Cuando los troyanos arrastraron el caballo al interior de la ciudad, toda Troya creyó que el asedio de diez años había terminado al fin. En lo profundo de la noche, el vino y el cansancio vencieron a la guardia, y los guerreros griegos ocultos en el caballo salieron en silencio y abrieron las puertas. La flota escondida tras Ténedos regresó, y el ejército griego irrumpió en la Troya dormida. La ciudad se llenó pronto de fuego y gritos. Los griegos avanzaron por las calles, prendieron los tejados, y templos, palacios y casas quedaron devorados por la guerra. Muchos troyanos murieron antes de poder tomar las armas; otros huyeron con hijos o imágenes sagradas hacia los altares, solo para descubrir que las murallas ya no podían protegerlos. En el palacio, el anciano Príamo vio caer la ciudad y aun así quiso tomar las armas, hasta que Hécuba lo atrajo hacia el altar. Neoptólemo irrumpió en la casa real, mató ante sus ojos a su hijo Polites y después arrastró al viejo rey hasta el altar y lo mató allí. La dignidad y la sangre de la casa real troyana fueron desgarradas aquella noche. Los templos y las calles guardaron sus propias tragedias. Casandra se aferró a la imagen de Atenea buscando protección, pero Áyax de Oileo la arrancó de allí; Menelao encontró a Helena y al principio quiso matarla, aunque finalmente la llevó de vuelta a las naves; el pequeño Astianacte, hijo de Héctor, fue arrojado desde las murallas, mientras Andrómaca, Hécuba y muchas mujeres troyanas quedaron cautivas. Al amanecer, Troya era humo, muros rotos y llanto. Los griegos repartieron tesoros y prisioneras y se prepararon para volver a casa con la victoria; Eneas, en cambio, escapó entre las llamas llevando a su padre y guiando a su hijo pequeño, conservando un resto del linaje troyano.

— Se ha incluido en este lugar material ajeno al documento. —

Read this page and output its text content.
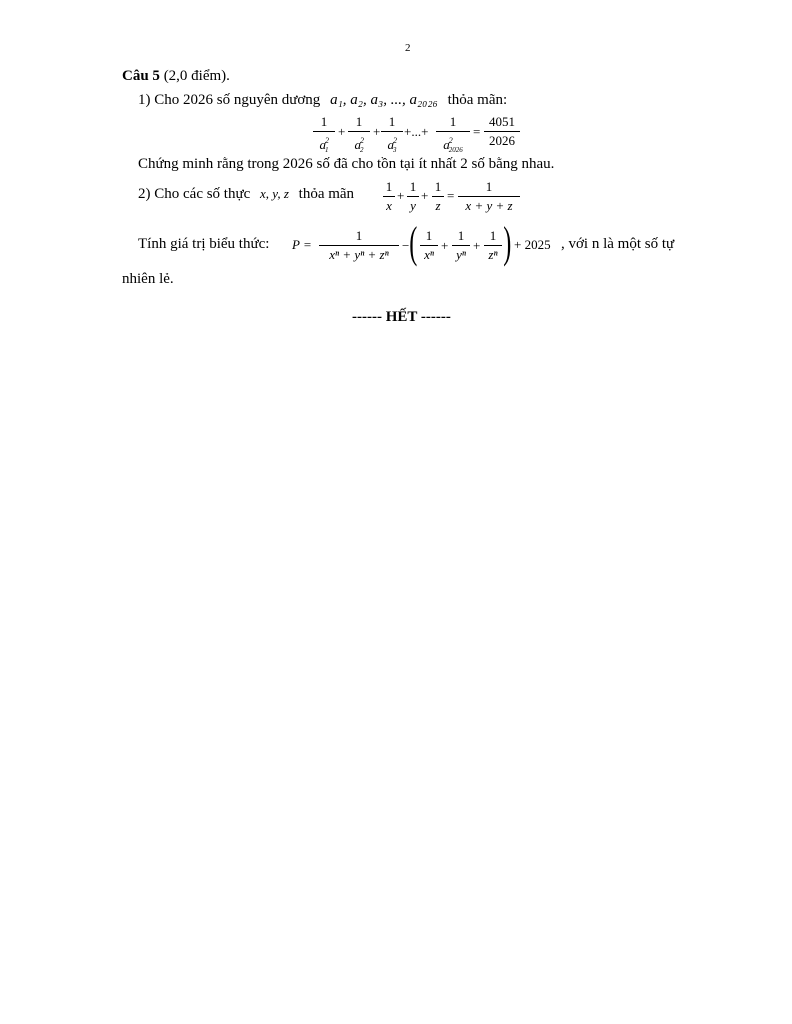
2
Câu 5 (2,0 điểm).
1) Cho 2026 số nguyên dương a₁, a₂, a₃, ..., a₂₀₂₆ thỏa mãn:
1
$a^2_1$
+
1
$a^2_2$
+
1
$a^2_3$
+...+
1
$a^2_{2026}$
=
4051
2026
Chứng minh rằng trong 2026 số đã cho tồn tại ít nhất 2 số bằng nhau.
2) Cho các số thực x, y, z thỏa mãn 1
x
+
1
y
+
1
z
=
1
x + y + z
Tính giá trị biểu thức: P =
1
xⁿ + yⁿ + zⁿ
− ( 1
xⁿ
+
1
yⁿ
+
1
zⁿ ) + 2025 , với n là một số tự
nhiên lẻ.
------ HẾT ------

Pero la matanza de la ciudad y el sacrilegio de los templos subieron también a bordo con los vencedores, anunciando que el regreso no sería pacífico.

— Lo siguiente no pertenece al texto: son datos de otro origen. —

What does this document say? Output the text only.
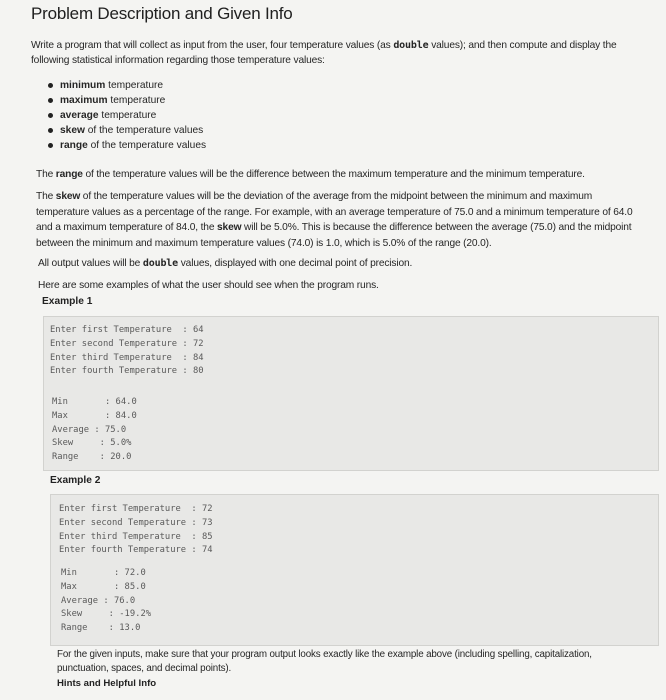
Problem Description and Given Info
Write a program that will collect as input from the user, four temperature values (as double values); and then compute and display the
following statistical information regarding those temperature values:
minimum temperature
maximum temperature
average temperature
skew of the temperature values
range of the temperature values
The range of the temperature values will be the difference between the maximum temperature and the minimum temperature.
The skew of the temperature values will be the deviation of the average from the midpoint between the minimum and maximum
temperature values as a percentage of the range. For example, with an average temperature of 75.0 and a minimum temperature of 64.0
and a maximum temperature of 84.0, the skew will be 5.0%. This is because the difference between the average (75.0) and the midpoint
between the minimum and maximum temperature values (74.0) is 1.0, which is 5.0% of the range (20.0).
All output values will be double values, displayed with one decimal point of precision.
Here are some examples of what the user should see when the program runs.
Example 1
Enter first Temperature  : 64
Enter second Temperature : 72
Enter third Temperature  : 84
Enter fourth Temperature : 80
Min       : 64.0
Max       : 84.0
Average : 75.0
Skew     : 5.0%
Range    : 20.0
Example 2
Enter first Temperature  : 72
Enter second Temperature : 73
Enter third Temperature  : 85
Enter fourth Temperature : 74
Min       : 72.0
Max       : 85.0
Average : 76.0
Skew     : -19.2%
Range    : 13.0
For the given inputs, make sure that your program output looks exactly like the example above (including spelling, capitalization,
punctuation, spaces, and decimal points).
Hints and Helpful Info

El viento del mar soplaba ante Troya desde hacía diez años.
Las naves griegas, blanqueadas por el sol, parecían viejas; en el campamento, las estacas habían sido reemplazadas una y otra vez. Muchos de los hombres más valientes habían caído junto al río Escamandro o en el polvo ante las puertas. Aquiles había muerto, Áyax el Grande había muerto, y Héctor llevaba tiempo bajo tierra. Pero las altas murallas de Troya seguían allí, como un círculo de riscos grises, protegiendo el palacio de Príamo, los templos, las calles y a una multitud estremecida por el miedo.
No era que los griegos no hubieran vencido nunca. Habían tomado muchas aldeas de los alrededores, habían reunido botín y habían dado muerte a numerosos aliados de los troyanos. Pero mientras aquella muralla no cediera, la guerra no podía darse por terminada.

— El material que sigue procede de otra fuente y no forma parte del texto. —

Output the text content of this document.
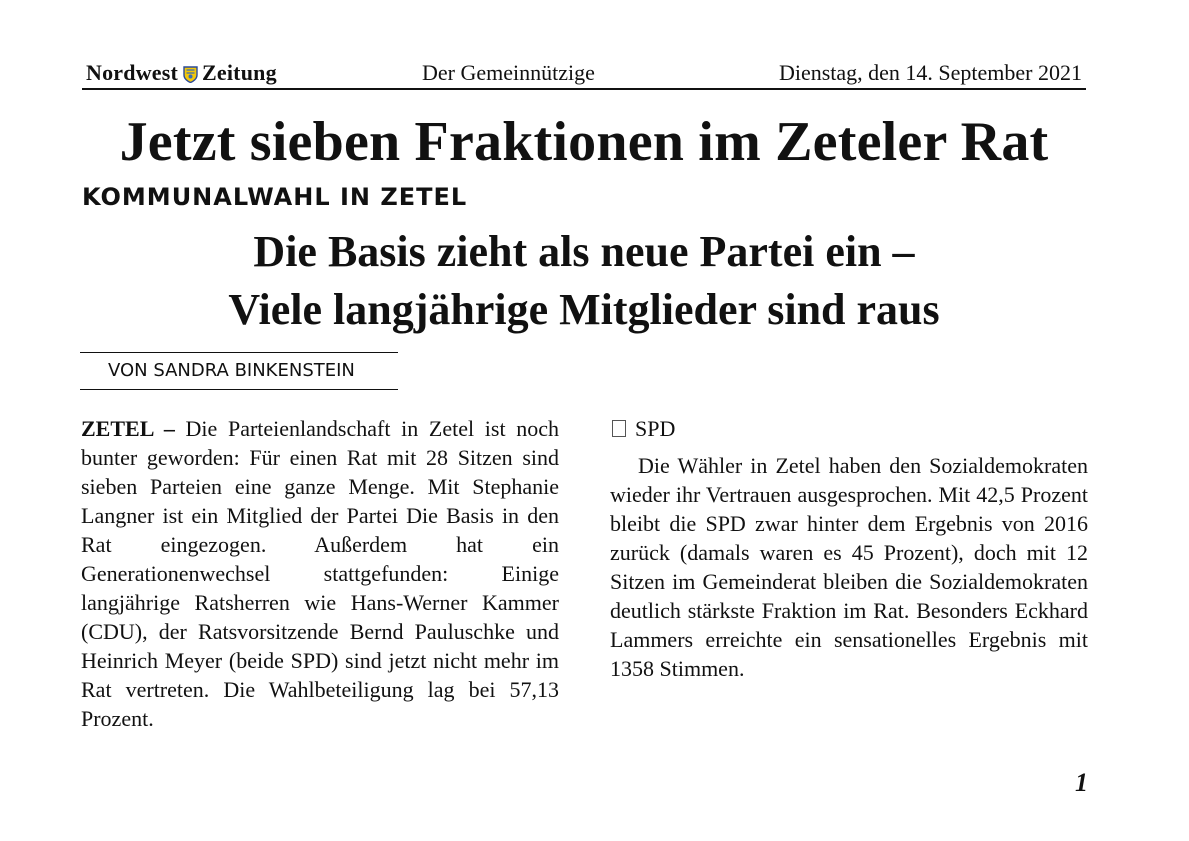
Nordwest Zeitung	Der Gemeinnützige	Dienstag, den 14. September 2021
Jetzt sieben Fraktionen im Zeteler Rat
KOMMUNALWAHL IN ZETEL
Die Basis zieht als neue Partei ein –
Viele langjährige Mitglieder sind raus
VON SANDRA BINKENSTEIN

ZETEL – Die Parteienlandschaft in Zetel ist noch bunter geworden: Für einen Rat mit 28 Sitzen sind sieben Parteien eine ganze Menge. Mit Stephanie Langner ist ein Mitglied der Partei Die Basis in den Rat eingezogen. Außerdem hat ein Generationenwechsel stattgefunden: Einige langjährige Ratsherren wie Hans-Werner Kammer (CDU), der Ratsvorsitzende Bernd Pauluschke und Heinrich Meyer (beide SPD) sind jetzt nicht mehr im Rat vertreten. Die Wahlbeteiligung lag bei 57,13 Prozent.

SPD

Die Wähler in Zetel haben den Sozialdemokraten wieder ihr Vertrauen ausgesprochen. Mit 42,5 Prozent bleibt die SPD zwar hinter dem Ergebnis von 2016 zurück (damals waren es 45 Prozent), doch mit 12 Sitzen im Gemeinderat bleiben die Sozialdemokraten deutlich stärkste Fraktion im Rat. Besonders Eckhard Lammers erreichte ein sensationelles Ergebnis mit 1358 Stimmen.

1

Un día, los caudillos se reunieron en una tienda. Menelao, al recordar a Helena, que le había sido arrebatada, tenía el rostro sombrío; Agamenón miraba las murallas a lo lejos con la mano apoyada en la empuñadura de la espada; Diomedes guardaba silencio. Todos sabían que lanzarse de nuevo contra la piedra con lanzas y escudos solo dejaría más cadáveres bajo la ciudad.
Entonces habló Odiseo.
No era el hombre de mayor fuerza ni el primero en correr al combate, pero su pensamiento era como una ensenada tortuosa: difícil de abarcar de una sola mirada. Dijo que los troyanos llevaban diez años defendiendo sus muros y que ya se habían acostumbrado a los asaltos griegos. Si la muralla no podía abrirse desde fuera, habría que lograr que los propios troyanos metieran la desgracia dentro.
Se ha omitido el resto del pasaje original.